In 2011, the International Federation of Cervical Pathology and Colposcopy (IFCPC) provided a new terminology system based on versions developed in 1975 [8], 1990 [9]. and 2002 [10]. This new system provides a more comprehensive understanding with evidence-based reclassifications of some abnormal colposcopic findings [6]. However, there are few studies which evaluate the 2011 IFCPC terminology and despite the prevalence of cervical cancer in China there are very few which utilize the IFCPC system across a Chinese sample. Therefore, it is not only important to identify and assess potential causes of colposcopic inaccuracies but also to understand diversity and variance. The primary aim of this study was to assess levels of agreement between colposcopy and cervical biopsy in identifying HSIL. However, this also necessitates an investigation into the associated clinicopathological factors affecting diagnostic accuracy.

Methods

Study population

Patient records for those who underwent colposcopic examination at Shenzhen Maternal and Child Health Hospital from 12th January 2018 to 30th December 2018 were retrospectively analyzed. Patients without adequate colposcopy impressions, HPV, cytology or histopathological results, and those who did not have basic demographic information, were excluded. The final sample consisted of 1130 patients.

Demographics and clinical characteristics including age, cytological examination results, HPV status, transformation zone type, number of cervical biopsy sites, colposcopy results and pathological results, were collected. This study was conducted ethically in accordance with the World Medical Association Declaration of Helsinki. This study was approved by the institutional review board (IRB) of Shenzhen maternal and Child Health Hospital (No. 164), and the need for informed consent was waived by the IRB of SZMCHH due to the retrospective nature of archived datasets and fully anonymized personal information.

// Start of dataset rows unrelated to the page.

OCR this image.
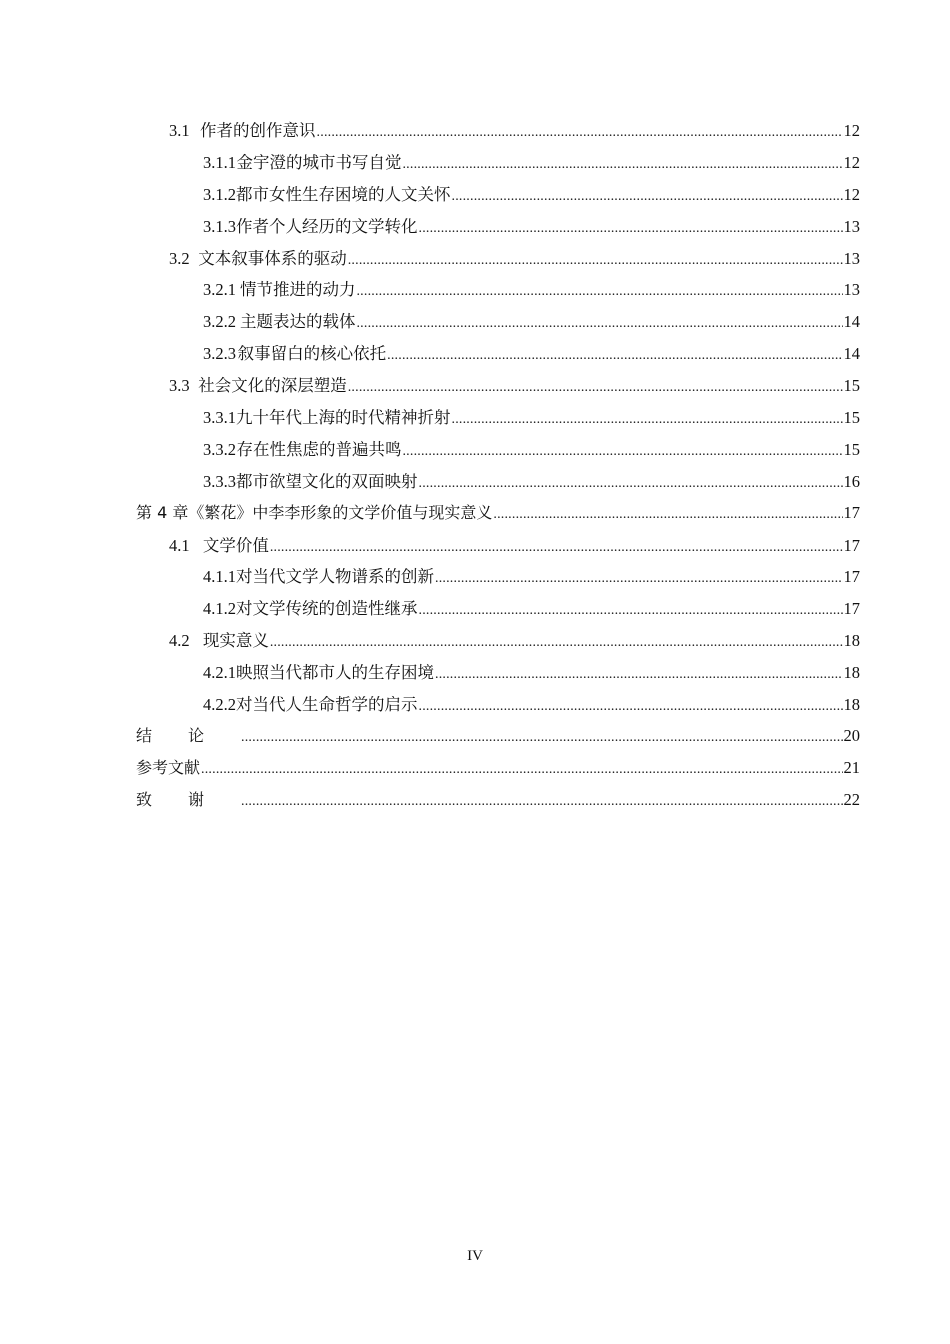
3.1 作者的创作意识 .....	12
3.1.1 金宇澄的城市书写自觉 .....	12
3.1.2 都市女性生存困境的人文关怀 .....	12
3.1.3 作者个人经历的文学转化 .....	13
3.2 文本叙事体系的驱动 .....	13
3.2.1 情节推进的动力 .....	13
3.2.2 主题表达的载体 .....	14
3.2.3 叙事留白的核心依托 .....	14
3.3 社会文化的深层塑造 .....	15
3.3.1 九十年代上海的时代精神折射 .....	15
3.3.2 存在性焦虑的普遍共鸣 .....	15
3.3.3 都市欲望文化的双面映射 .....	16
第 4 章 《繁花》中李李形象的文学价值与现实意义 .....	17
4.1 文学价值 .....	17
4.1.1 对当代文学人物谱系的创新 .....	17
4.1.2 对文学传统的创造性继承 .....	17
4.2 现实意义 .....	18
4.2.1 映照当代都市人的生存困境 .....	18
4.2.2 对当代人生命哲学的启示 .....	18
结论 .....	20
参考文献 .....	21
致谢 .....	22
IV
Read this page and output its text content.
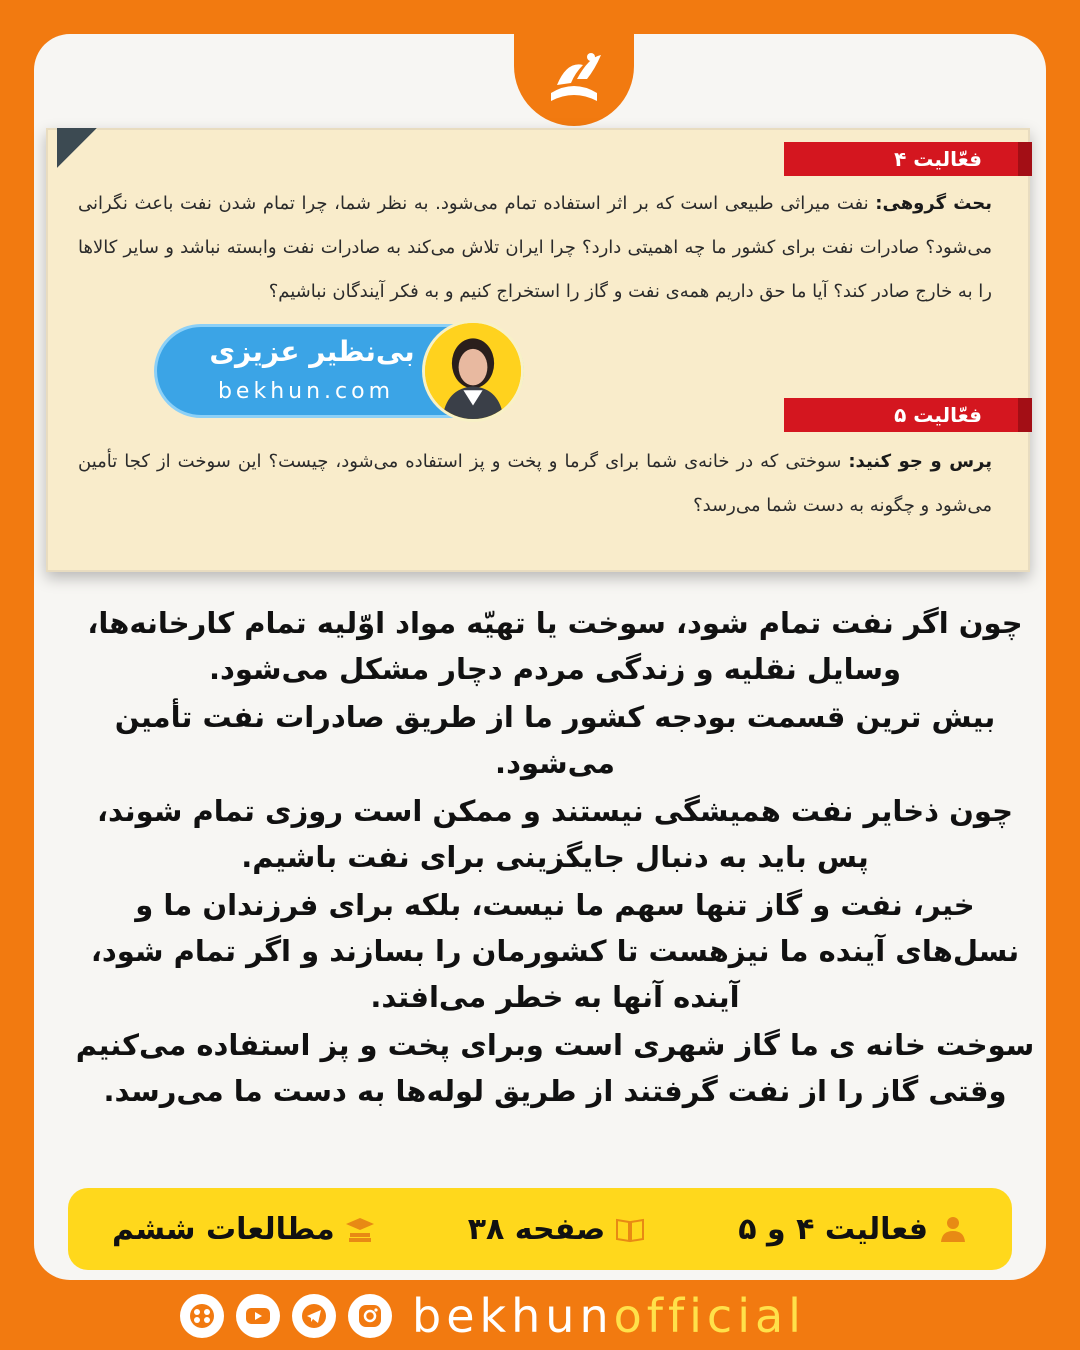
فعّالیت ۴
بحث گروهی: نفت میراثی طبیعی است که بر اثر استفاده تمام می‌شود. به نظر شما، چرا تمام شدن نفت باعث نگرانی می‌شود؟ صادرات نفت برای کشور ما چه اهمیتی دارد؟ چرا ایران تلاش می‌کند به صادرات نفت وابسته نباشد و سایر کالاها را به خارج صادر کند؟ آیا ما حق داریم همه‌ی نفت و گاز را استخراج کنیم و به فکر آیندگان نباشیم؟
فعّالیت ۵
پرس و جو کنید: سوختی که در خانه‌ی شما برای گرما و پخت و پز استفاده می‌شود، چیست؟ این سوخت از کجا تأمین می‌شود و چگونه به دست شما می‌رسد؟
بی‌نظیر عزیزی
bekhun.com

چون اگر نفت تمام شود، سوخت یا تهیّه مواد اوّلیه تمام کارخانه‌ها، وسایل نقلیه و زندگی مردم دچار مشکل می‌شود.

بیش ترین قسمت بودجه کشور ما از طریق صادرات نفت تأمین می‌شود.

چون ذخایر نفت همیشگی نیستند و ممکن است روزی تمام شوند، پس باید به دنبال جایگزینی برای نفت باشیم.

خیر، نفت و گاز تنها سهم ما نیست، بلکه برای فرزندان ما و نسل‌های آینده ما نیزهست تا کشورمان را بسازند و اگر تمام شود، آینده آنها به خطر می‌افتد.

سوخت خانه ی ما گاز شهری است وبرای پخت و پز استفاده می‌کنیم وقتی گاز را از نفت گرفتند از طریق لوله‌ها به دست ما می‌رسد.

فعالیت ۴ و ۵
صفحه ۳۸
مطالعات ششم
bekhunofficial
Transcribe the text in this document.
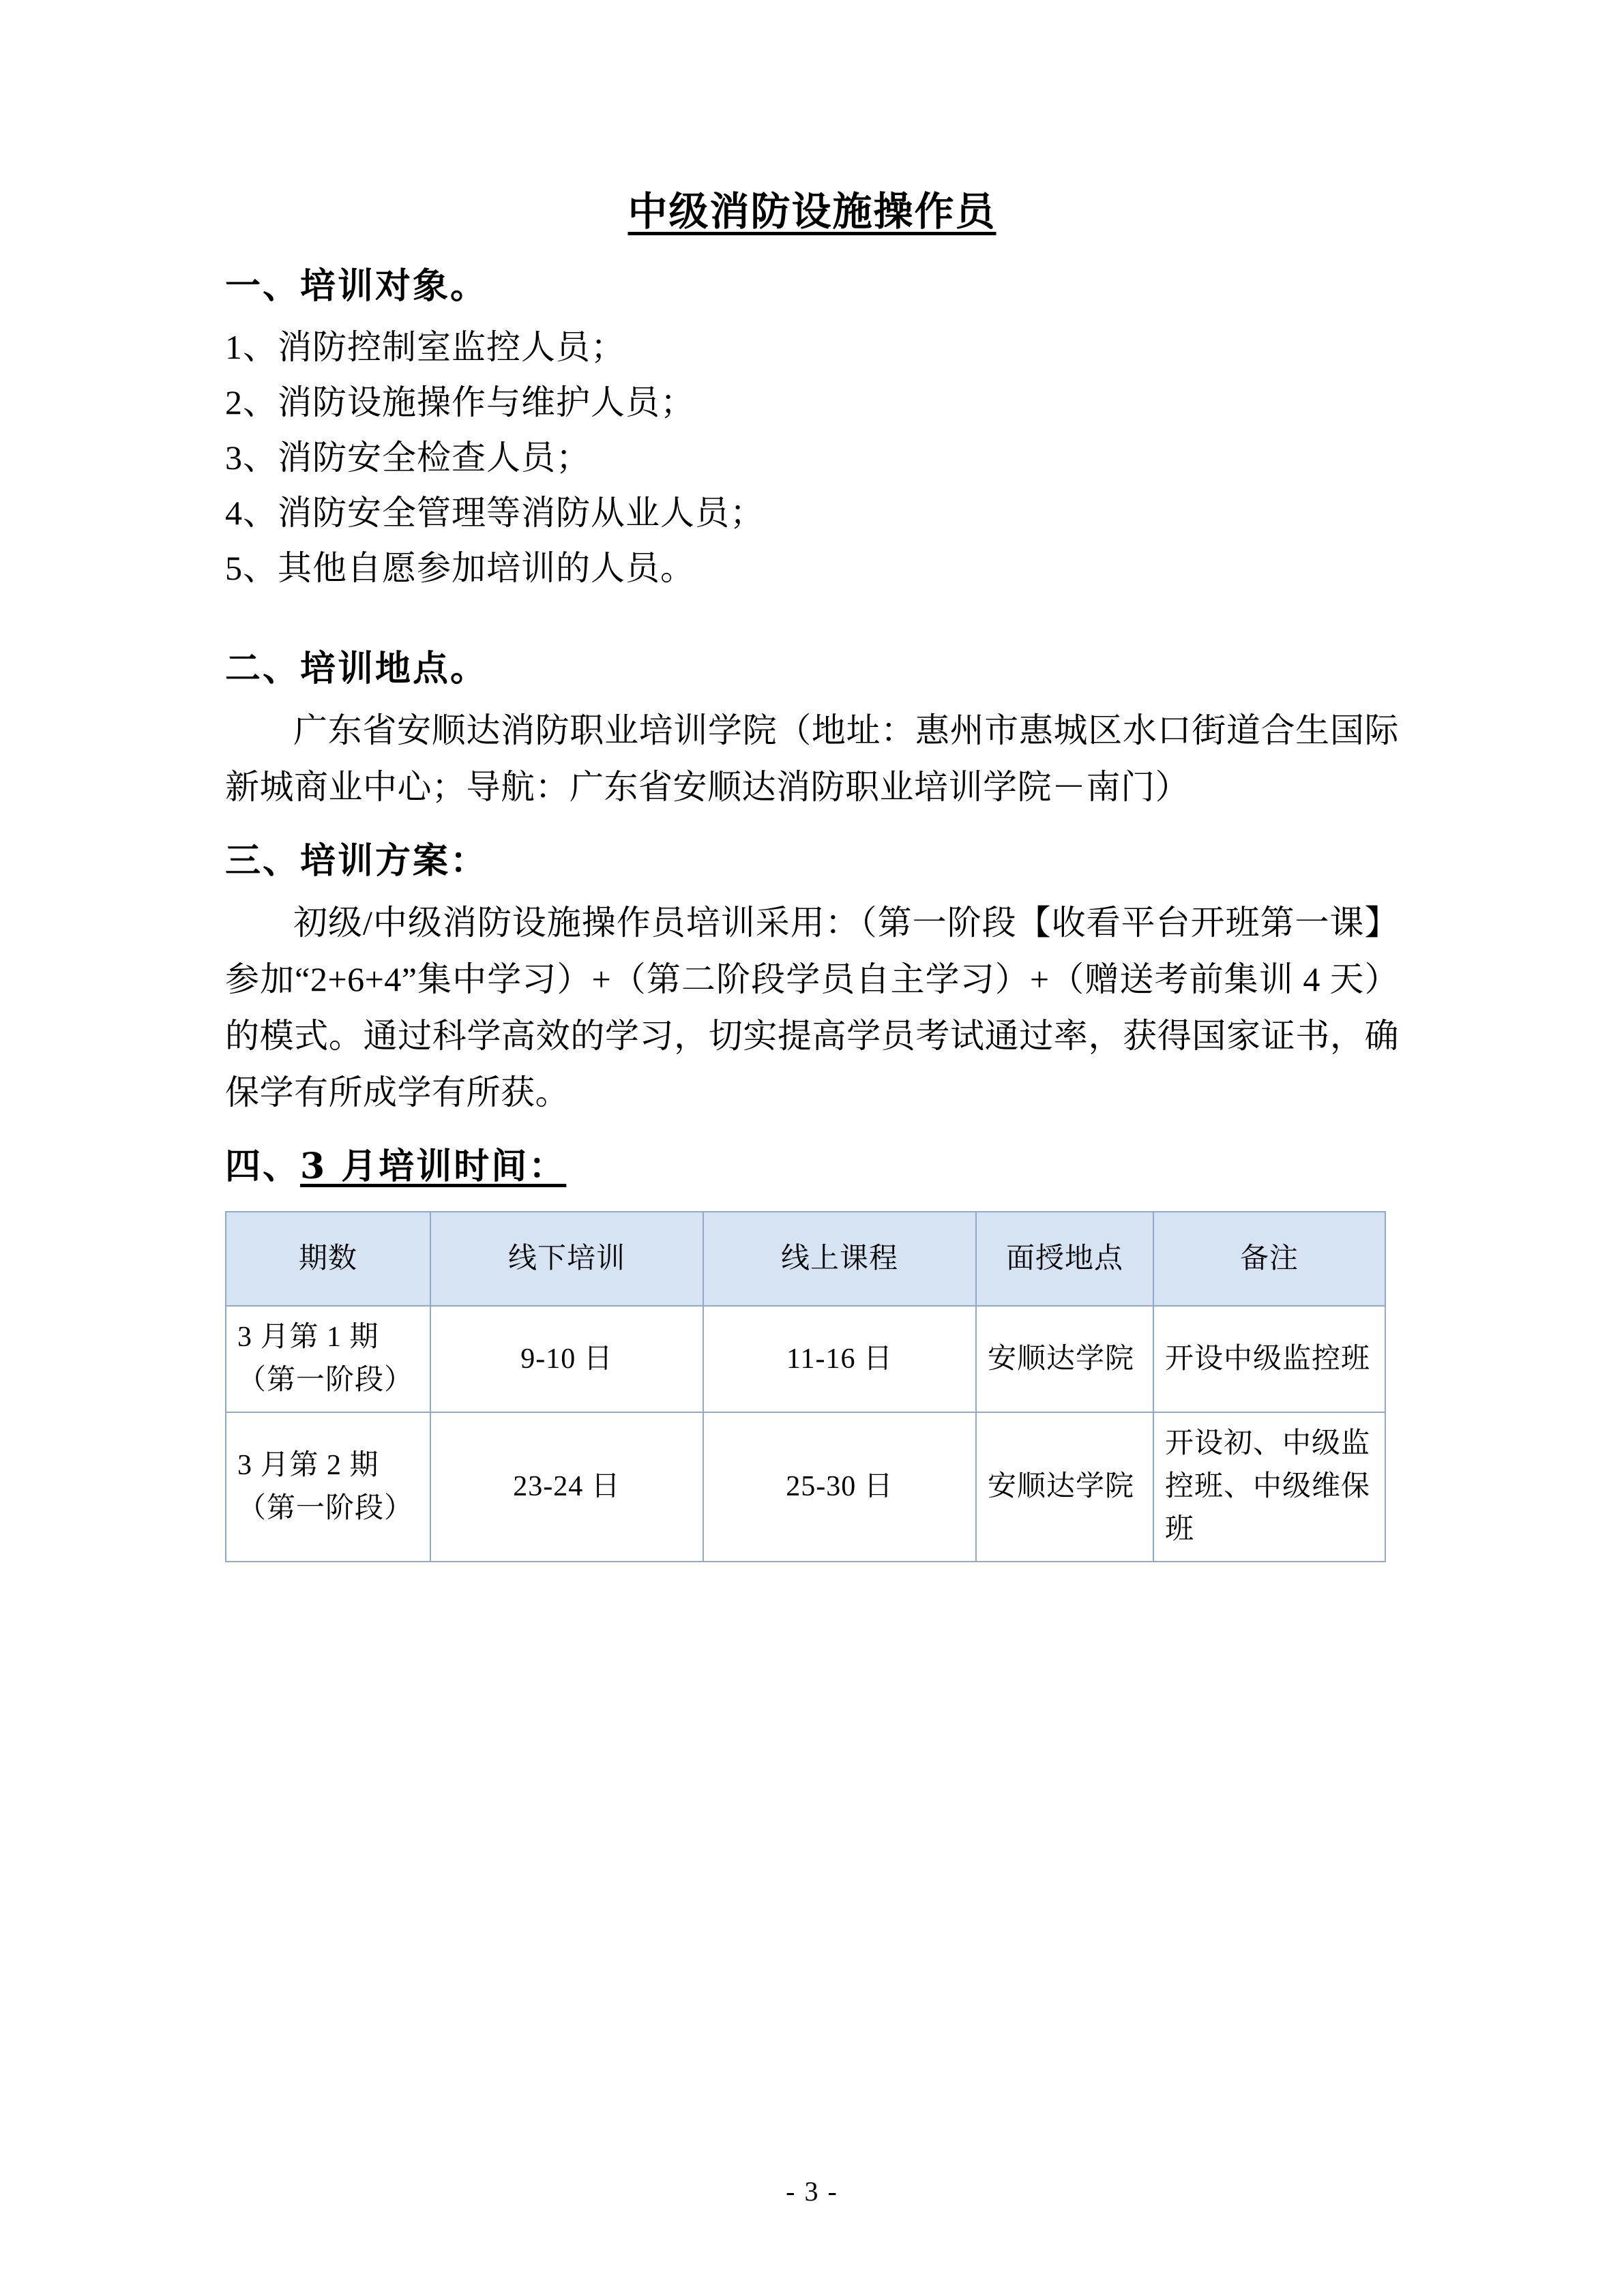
中级消防设施操作员
一、培训对象。

1、消防控制室监控人员；

2、消防设施操作与维护人员；

3、消防安全检查人员；

4、消防安全管理等消防从业人员；

5、其他自愿参加培训的人员。

二、培训地点。

广东省安顺达消防职业培训学院（地址：惠州市惠城区水口街道合生国际新城商业中心；导航：广东省安顺达消防职业培训学院－南门）

三、培训方案：

初级/中级消防设施操作员培训采用：（第一阶段【收看平台开班第一课】参加“2+6+4”集中学习）+（第二阶段学员自主学习）+（赠送考前集训 4 天）的模式。通过科学高效的学习，切实提高学员考试通过率，获得国家证书，确保学有所成学有所获。

四、3 月培训时间：
期数	线下培训	线上课程	面授地点	备注
3 月第 1 期（第一阶段）	9-10 日	11-16 日	安顺达学院	开设中级监控班
3 月第 2 期（第一阶段）	23-24 日	25-30 日	安顺达学院	开设初、中级监控班、中级维保班
- 3 -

HPV and cytology subtypes/categories

HPV genotyping was detected in liquid-based cytology specimens collected using the HPV GenoArray test kit (HybriBio Ltd). This kit is capable of identifying 15 high-risk HPV (hrHPV) types (16, 18, 31, 33, 35, 39, 45, 51, 52, 56, 58, 59, 65, 66, and 68) [11]. In this study, patients were categorized as HPV negative, HPV 16/18 and other HR-HPV positive type.

Thinprep cytologic test (TCT, Hologic, USA) were used to perform cytologic analysis. Results were reported according to the Bethesda System [12] and categorized into five classes: negative for intraepithelial lesion or malignancy (NILM), atypical squamous cells of undetermined significance (ASCUS), atypical squamous cells—cannot exclude high-grade squamous intraepithelial lesion (ASC-H), low-grade squamous intraepithelial lesion (LSIL), and HSIL and/or squamous cell carcinoma (HSIL/SCC).

Colposcopy and biopsy

General assessment was conducted in accordance with the 2011 IFCPC colposcopic terminology for the cervix [13] which includes transformation zone types 1, 2 or 3. All colposcopies were performed by gynecologists using an electronic colposcope (Goldway Ltd). The number of biopsies was reported with histopathologies, and pathologic results were taken as the gold standard.

Patients with confirmatory colposcopic and pathologic results for HSIL+ or < HSIL were categorised into the ‘concordant’ group. All others were assigned to the group labelled ‘discordant’. The accordance rate is the percentage of patients with confirmatory colposcopic and histopathologic findings. Overdiagnosis was considered present when histopathologic results highlighted less advanced lesions than colposcopic examination. Underdiagnosis was considered to have occurred when histopathological results highlighted more advanced lesion/s than colposcopic examination.

Statistical analysis

The characteristics of the concordant and disconcordant groups were compared using Pearson’s χ2 test for qualitative variables and Student’s t-test for quantitative variables. Differences between underdiagnosis, overdiagnosis and accordance between subgroups of all the patients were examined using χ2 tests or Fisher’s exact tests.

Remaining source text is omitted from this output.